他仿佛失了控般将拳脚都落在京墨的身上,不一会,京墨便连爬起来都做不到了。
“我、我父亲是……顶天立地的英雄,他为了大端鞠躬尽瘁,岂容得你父污蔑!若是、若是我当时再大些……必然手刃、你父!”
京墨方才这般失智的举动都是为了这句话,他怎么能看着那样高洁的人被人这般泼脏水!
那是他的父亲、他的信仰、他的神明啊!
“好!好!好一个孝顺的儿子!那你现在就为你那伟大的父亲赎罪吧!去死!”
被京墨这句话彻底激红了眼,这人就要朝着京墨的头颅下手,硬如石的拳头眼见就要落下,京墨却只是不屑的盯着他的眼睛,视死如归。
“你确定就准备这样杀了他?”
一个略显冷淡的女声传来,堪堪阻止了北陵人的失控。
“穆禾?”
纤细孱弱的身影走进月影,看着本不该出现的人突然出现,京墨只能疑惑出声。
“你又是谁?”
愤怒的一拳砸在了地上,这人失控的嘶吼。暂时放开了京墨,他起身对上穆禾毫无温度的眼眸。
“一个能帮你报仇的人。”
穆禾又朝他们走了几步,接着说到。
“乌灵蛇虽毒,却也不是无药可解。叶相此刻就安稳的躺在相府,你的计划落空了。”
穆禾随意的瞥了一眼躺着不动的京墨,眉头微皱。
“笑话!谁人不知乌灵蛇毒无药可医,除了我,谁还能救他!”
“无药可医,可你不也能解?你能解,又怎么断言,我不行?”
“是你解的毒?”
北陵人捏紧了拳头,看穆禾的眼光也是不善。
“重要吗?我可以给你剧毒,也可以助你杀死叶相。只是作为交换,你将你背后之人告诉我便可。”
“说到底你也只是想挖出幕后主使,一个姑娘家口气倒是不小。你觉得在你和一个有能力且已经对叶相出手的人之间,我会做何选择?”
那人讥讽一笑,扭了扭手腕,神情不耐。
“他若是有本事,你的计划便不会败。已经是丧家之犬,还要为着那不靠谱的主人犬吠吗?”
穆禾继续朝他的方向迈步,那人防备的同她转圈。
不知何时,两人的位置已经交换。
“说了这么多,你有什么本事?”
下巴微扬,北陵人十分不相信穆禾的话。
“平素也无爱好,只是擅长毒物。”
抬眼看去,那人的神情专注。略一停顿,穆禾接着说。
“恰好,我随身带了一些。”
话还未落,一把粉末自穆禾手里扬出,随着一声惨叫,北陵人眼睛被迷住,嘴巴也吸入了不少。

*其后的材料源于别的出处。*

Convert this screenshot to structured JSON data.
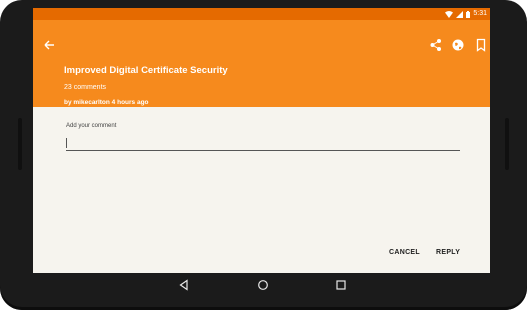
{
  "status_bar": {
    "time": "5:31"
  },
  "app_bar": {
    "back_icon": "arrow-back-icon",
    "actions": [
      "share-icon",
      "globe-icon",
      "bookmark-icon"
    ]
  },
  "post": {
    "title": "Improved Digital Certificate Security",
    "comments": "23 comments",
    "byline": "by mikecarlton 4 hours ago"
  },
  "comment_form": {
    "label": "Add your comment",
    "value": "",
    "cancel_label": "CANCEL",
    "reply_label": "REPLY"
  },
  "nav_bar": {
    "buttons": [
      "back-triangle-icon",
      "home-circle-icon",
      "recents-square-icon"
    ]
  },
  "colors": {
    "accent": "#f68a1d",
    "status_bar": "#e56a00",
    "background": "#f6f4ee"
  }
}
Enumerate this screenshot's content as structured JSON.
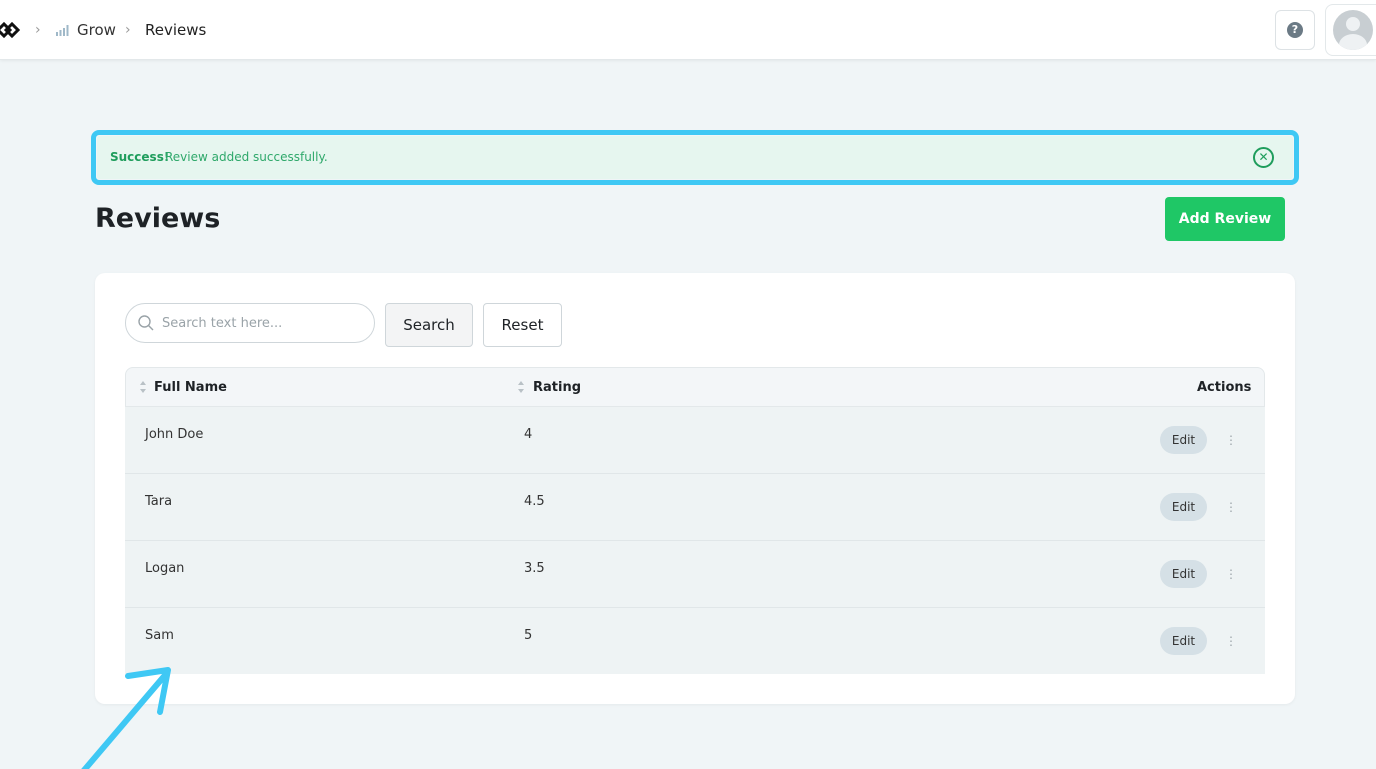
{
  "breadcrumb": {
    "separator": "›",
    "items": [
      "Grow",
      "Reviews"
    ]
  },
  "header": {
    "help_icon": "question-circle-icon",
    "help_glyph": "?",
    "avatar_icon": "user-avatar-icon"
  },
  "alert": {
    "strong": "Success!",
    "message": "Review added successfully.",
    "close_glyph": "✕",
    "outline_color": "#3fc8f4"
  },
  "page": {
    "title": "Reviews",
    "add_button": "Add Review"
  },
  "search": {
    "placeholder": "Search text here...",
    "search_button": "Search",
    "reset_button": "Reset"
  },
  "table": {
    "columns": [
      "Full Name",
      "Rating",
      "Actions"
    ],
    "rows": [
      {
        "name": "John Doe",
        "rating": "4",
        "edit": "Edit",
        "more": "⋮"
      },
      {
        "name": "Tara",
        "rating": "4.5",
        "edit": "Edit",
        "more": "⋮"
      },
      {
        "name": "Logan",
        "rating": "3.5",
        "edit": "Edit",
        "more": "⋮"
      },
      {
        "name": "Sam",
        "rating": "5",
        "edit": "Edit",
        "more": "⋮"
      }
    ]
  },
  "colors": {
    "accent_green": "#1fc766",
    "alert_bg": "#e6f6ef",
    "annotation": "#3fc8f4"
  }
}
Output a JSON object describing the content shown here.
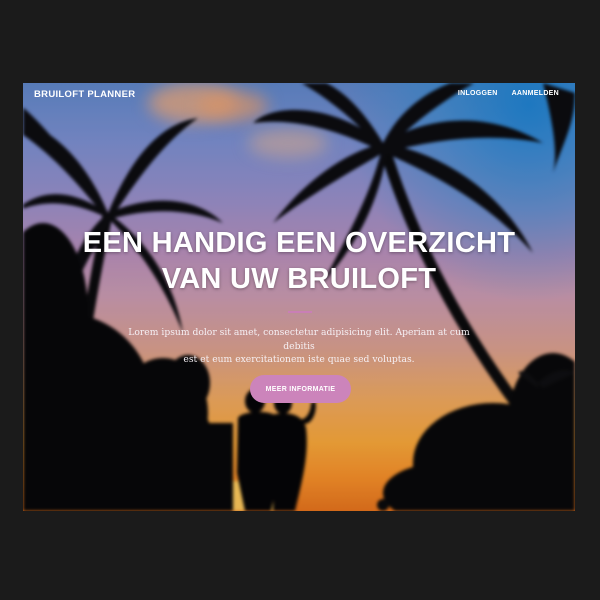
{
  "navbar": {
    "brand": "BRUILOFT PLANNER",
    "links": [
      "INLOGGEN",
      "AANMELDEN"
    ]
  },
  "hero": {
    "title_line1": "EEN HANDIG EEN OVERZICHT",
    "title_line2": "VAN UW BRUILOFT",
    "lead_line1": "Lorem ipsum dolor sit amet, consectetur adipisicing elit. Aperiam at cum debitis",
    "lead_line2": "est et eum exercitationem iste quae sed voluptas.",
    "cta_label": "MEER INFORMATIE"
  },
  "colors": {
    "page_background": "#1b1b1b",
    "accent": "#cc84bb",
    "text": "#ffffff"
  }
}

“若是在地府阎王问起你如何死,记住了,此物叫寒幽。”
眼见北陵人捂着眼睛失了武力,穆禾也蹲了下来。方才一言不发,此刻不知生死的叶京墨就在她脚边。
睫毛微颤、嘴巴也是张合不停,看来他只是被打的晕了过去。
从袖口拿出一枚药丸,穆禾捏住叶京墨的下颚,迫使他吞了下去。
“我杀了你!”
被穆禾看做无还手之力的人突然又扑了过来,她的怀里抱着人,躲闪不及。
动弹不得的穆禾只能急忙运气,想靠内力减削几分他的蛮力。
“嗯……”
闷哼一声,那掌强弩之末的攻击,最终被京墨挡了去。
穆禾借着他的动作,也运气打出一掌,北陵人口瞬间吐鲜血,瘫倒在地。
怀里的人是彻底晕过去了,方才那样的一击,若是力道位置都对,他很有可能丧命。
这个人……到底在干什么?
“叶京墨、叶京墨?”
揽着他的身体在原地坐了许久,怀里的人开始发热,口中也自言自语的说起了胡话。
穆禾拍了拍他,见还是没有醒的迹象,遂把耳朵贴近他的脸,想听听他在喊些什么。
“……阿……”
气息太过微弱,他能发出的声音也是单字。
穆禾有些气馁,直起身子看他。
“什么?”
对方自然没有反应,实在无聊的穆禾又将耳朵贴近他的嘴。
“阿辞……阿辞……”
这下是听清楚了,可穆禾的脸色一下变得极差。她将手放上京墨的脖颈,微微用力。
“阿辞是谁?你怎么知道这个名字?你究竟想干什么!”
没有想着对方会回答,穆禾只是借这个机会确认了自己的疑惑。
手指松开了脖子,转而划上了叶京墨的脸。穆禾动作轻缓,细细描摹着他的棱角,与之相反的神情却是一片凛然。
这个人,是敌是友?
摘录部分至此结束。